Check your email addresses in Python, as a whole

22 May 2020 0 comments   Python, MDN


So recently, in MDN, we changed the setting WELCOME_EMAIL_FROM. Seems harmless right? Wrong, it failed horribly in runtime and we didn't notice until it was in production. Here's the traceback:

SMTPSenderRefused: (552, b"5.1.7 The sender's address was syntactically invalid.\n5.1.7 see : http://support.socketlabs.com/kb/84 for more information.", '=?utf-8?q?Janet?=')
(8 additional frame(s) were not displayed)
...
  File "newrelic/api/function_trace.py", line 151, in literal_wrapper
    return wrapped(*args, **kwargs)
  File "django/core/mail/message.py", line 291, in send
    return self.get_connection(fail_silently).send_messages([self])
  File "django/core/mail/backends/smtp.py", line 110, in send_messages
    sent = self._send(message)
  File "django/core/mail/backends/smtp.py", line 126, in _send
    self.connection.sendmail(from_email, recipients, message.as_bytes(linesep='\r\n'))
  File "python3.8/smtplib.py", line 871, in sendmail
    raise SMTPSenderRefused(code, resp, from_addr)

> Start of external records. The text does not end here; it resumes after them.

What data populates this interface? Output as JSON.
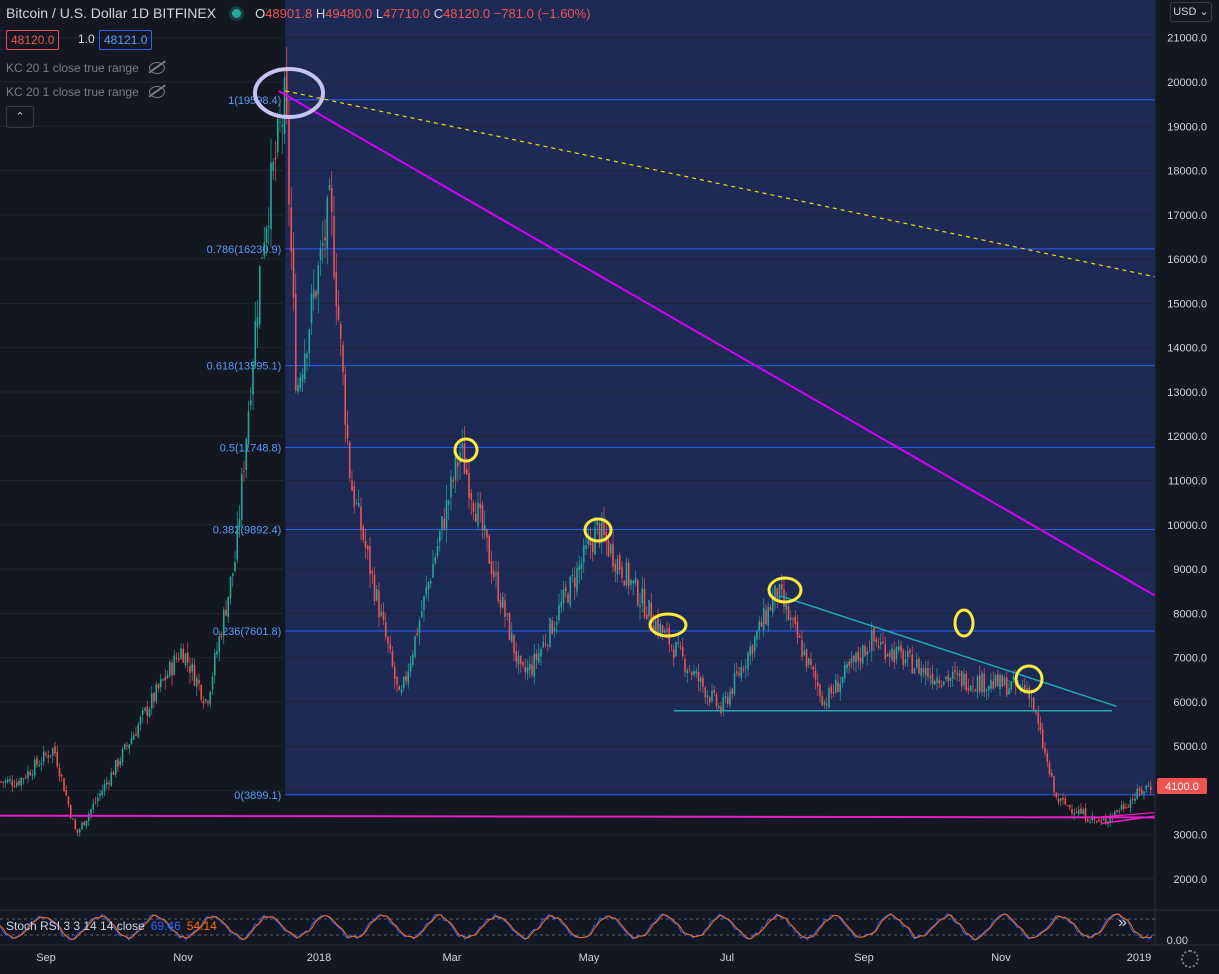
{
  "header": {
    "title": "Bitcoin / U.S. Dollar  1D  BITFINEX",
    "open_label": "O",
    "open": "48901.8",
    "high_label": "H",
    "high": "49480.0",
    "low_label": "L",
    "low": "47710.0",
    "close_label": "C",
    "close": "48120.0",
    "change": "−781.0 (−1.60%)"
  },
  "trade": {
    "sell": "48120.0",
    "spread": "1.0",
    "buy": "48121.0"
  },
  "indicators": [
    {
      "label": "KC 20 1 close true range"
    },
    {
      "label": "KC 20 1 close true range"
    }
  ],
  "currency": "USD",
  "collapse_icon": "chevron-up-icon",
  "price_axis": {
    "ticks": [
      "21000.0",
      "20000.0",
      "19000.0",
      "18000.0",
      "17000.0",
      "16000.0",
      "15000.0",
      "14000.0",
      "13000.0",
      "12000.0",
      "11000.0",
      "10000.0",
      "9000.0",
      "8000.0",
      "7000.0",
      "6000.0",
      "5000.0",
      "3000.0",
      "2000.0"
    ],
    "current_price": "4100.0",
    "rsi_tick": "0.00"
  },
  "time_axis": {
    "labels": [
      "Sep",
      "Nov",
      "2018",
      "Mar",
      "May",
      "Jul",
      "Sep",
      "Nov",
      "2019"
    ]
  },
  "stoch": {
    "label": "Stoch RSI 3 3 14 14 close",
    "k": "69.46",
    "d": "54.14"
  },
  "fib_levels": [
    {
      "label": "1(19598.4)",
      "ratio": 1,
      "price": 19598.4
    },
    {
      "label": "0.786(16230.9)",
      "ratio": 0.786,
      "price": 16230.9
    },
    {
      "label": "0.618(13595.1)",
      "ratio": 0.618,
      "price": 13595.1
    },
    {
      "label": "0.5(11748.8)",
      "ratio": 0.5,
      "price": 11748.8
    },
    {
      "label": "0.382(9892.4)",
      "ratio": 0.382,
      "price": 9892.4
    },
    {
      "label": "0.236(7601.8)",
      "ratio": 0.236,
      "price": 7601.8
    },
    {
      "label": "0(3899.1)",
      "ratio": 0,
      "price": 3899.1
    }
  ],
  "colors": {
    "background": "#131722",
    "fib_zone": "#1c2a55",
    "fib_line": "#2962ff",
    "fib_text": "#5b9cf6",
    "up": "#26a69a",
    "down": "#ef5350",
    "trend_magenta": "#d500f9",
    "support_magenta": "#e91ec8",
    "teal_line": "#26a6b5",
    "dashed_yellow": "#f5d90a",
    "circle_yellow": "#ffeb3b",
    "circle_lavender": "#c7c3f0",
    "stoch_k": "#2962ff",
    "stoch_d": "#ff6d00"
  },
  "chart_data": {
    "type": "candlestick",
    "title": "Bitcoin / U.S. Dollar 1D BITFINEX",
    "x": [
      "2017-08-20",
      "2017-09-05",
      "2017-09-15",
      "2017-10-01",
      "2017-10-15",
      "2017-11-01",
      "2017-11-12",
      "2017-11-25",
      "2017-12-07",
      "2017-12-17",
      "2017-12-22",
      "2018-01-06",
      "2018-01-15",
      "2018-02-06",
      "2018-03-05",
      "2018-04-01",
      "2018-04-06",
      "2018-05-05",
      "2018-06-01",
      "2018-06-29",
      "2018-07-24",
      "2018-08-14",
      "2018-09-04",
      "2018-10-01",
      "2018-11-13",
      "2018-11-25",
      "2018-12-15",
      "2019-01-05"
    ],
    "y": [
      4200,
      4950,
      3000,
      4400,
      5700,
      7200,
      6000,
      9300,
      16500,
      19598,
      13000,
      17200,
      11000,
      6000,
      11700,
      6600,
      6800,
      9900,
      7700,
      5800,
      8500,
      6000,
      7400,
      6600,
      6300,
      3800,
      3250,
      4100
    ],
    "ylim": [
      1500,
      21500
    ]
  }
}
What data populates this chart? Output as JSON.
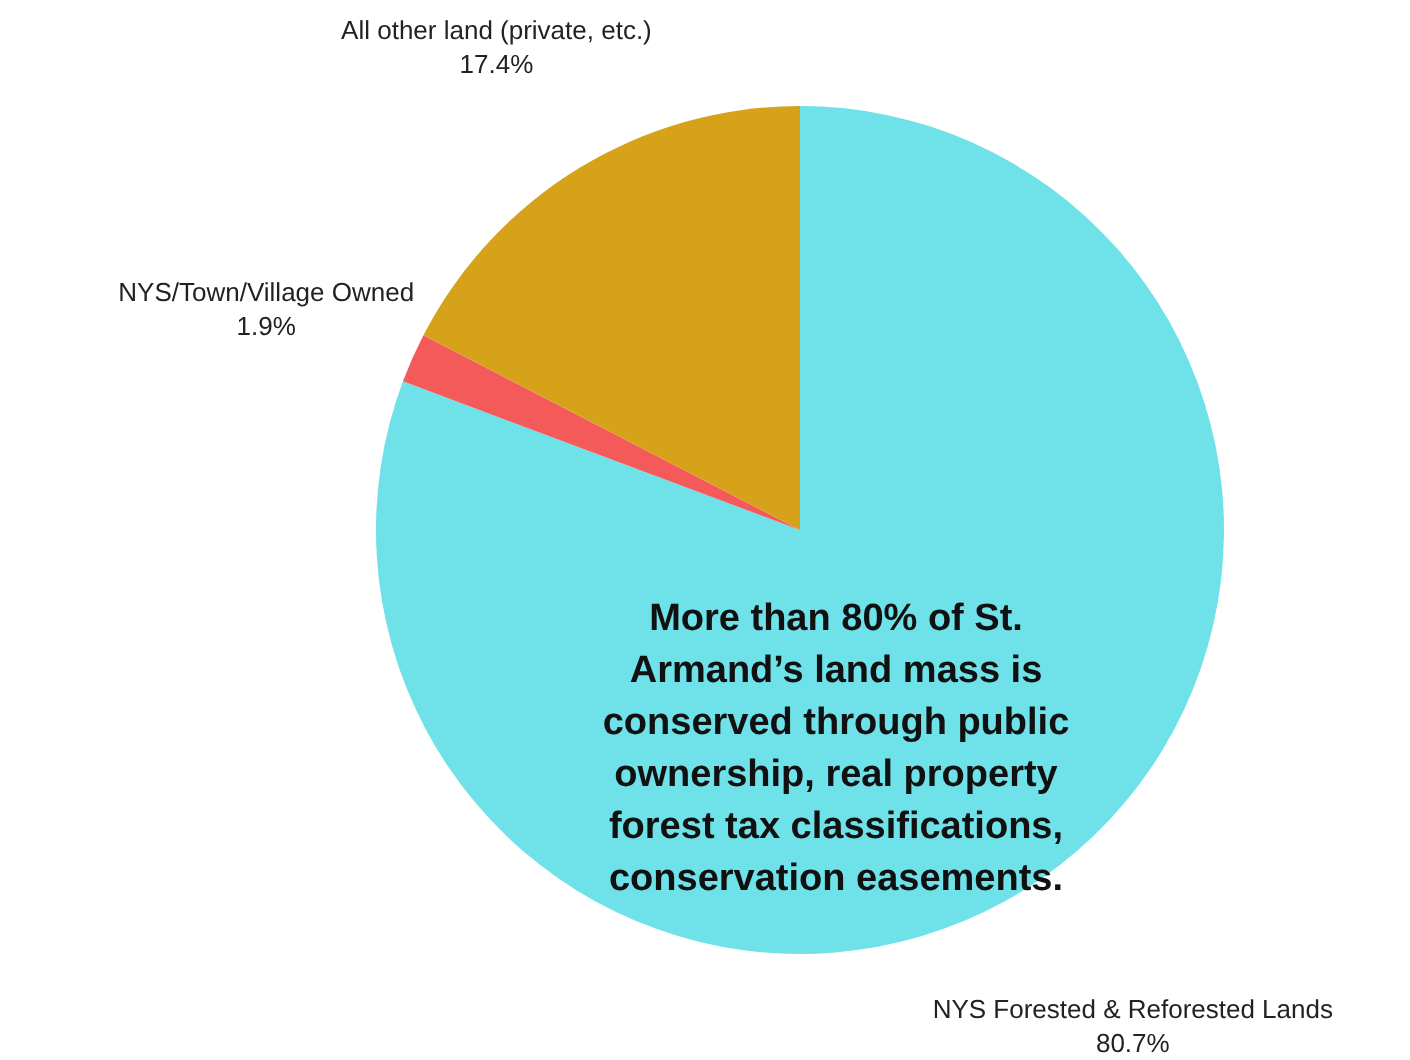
{
  "chart_data": {
    "type": "pie",
    "categories": [
      "NYS Forested & Reforested Lands",
      "NYS/Town/Village Owned",
      "All other land (private, etc.)"
    ],
    "values": [
      80.7,
      1.9,
      17.4
    ],
    "value_labels": [
      "80.7%",
      "1.9%",
      "17.4%"
    ],
    "colors": [
      "#6fe1e9",
      "#f55a5a",
      "#d6a21a"
    ],
    "annotations": [
      "More than 80% of St. Armand’s land mass is conserved through public ownership, real property forest tax classifications, conservation easements."
    ]
  }
}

SMTPSenderRefused: (552, b"5.1.7 The sender's address was syntactically invalid.\n5.1.7 see : http://support.socketlabs.com/kb/84 for more information.", '=?utf-8?q?Janet?=')

Yikes!

So, to prevent this from happening every again we're putting this check in:

from email.utils import parseaddr

WELCOME_EMAIL_FROM = config("WELCOME_EMAIL_FROM", ...)

# If this fails, SMTP will probably also fail.
assert parseaddr(WELCOME_EMAIL_FROM)[1].count('@') == 1, parseaddr(WELCOME_EMAIL_FROM)

You could go to town even more on this. Perhaps use the email validator within django but for now I'd call that overkill. This is just a decent check before anything gets a chance to go wrong.